Dwell

At Home in the Modern World

Mid-Century Modern from Sam Kaufman

chaise en bois jean prouve chair

Mid-century modern specialist Sam Kaufman presents some of his favorite artworks and furnishings that are currently for sale inside his intimate gallery space in Los Angeles. Here he explains the history of each piece, and outlines just what it is that makes each one so special.

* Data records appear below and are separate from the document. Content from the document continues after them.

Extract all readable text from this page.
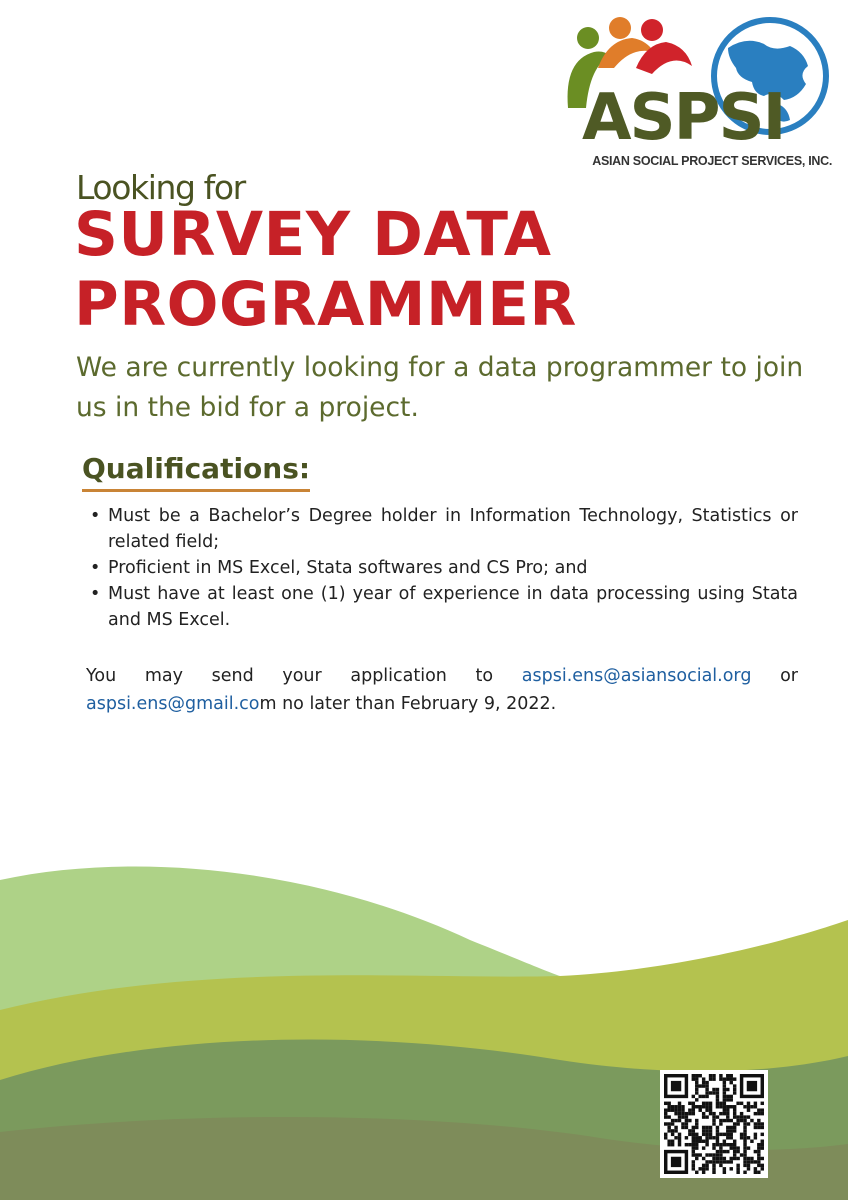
ASPSI
ASIAN SOCIAL PROJECT SERVICES, INC.
Looking for
SURVEY DATA
PROGRAMMER
We are currently looking for a data programmer to join us in the bid for a project.
Qualifications:
• Must be a Bachelor’s Degree holder in Information Technology, Statistics or related field;
• Proficient in MS Excel, Stata softwares and CS Pro; and
• Must have at least one (1) year of experience in data processing using Stata and MS Excel.
You may send your application to aspsi.ens@asiansocial.org or aspsi.ens@gmail.com no later than February 9, 2022.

Prouvé's "Chaise en Bois" was an all-wood version of his famous steel "Standard Chair". Because the exigencies of world war made supplies of steel unobtainable in 1942, Prouvé redesigned the chair to use as little metal as possible (the eight screws are the only parts fashioned from strategically precious material). The switch from steel to wood gave Prouvé an opportunity to experiment with traditional furniture-making methods that were paradoxically new to him, the machine-age avant-garde. Lovely through-tenons conspicuously join the wooden elements in four places. Though consistent with the modernist ethic of structural honesty, such labor-intensive joinery links Prouvé to the craftsmen of an older era, that of his father Victor Prouvé. While made of wood (in this case beech), this war-time iteration of the "Chaise Standard" retains Prouvé's signature rear leg that emphatically expresses the structural loads of the chair. Thus the distinctive profile, no less confidently architectural than the pilotis of a Le Corbusier building. $3,800.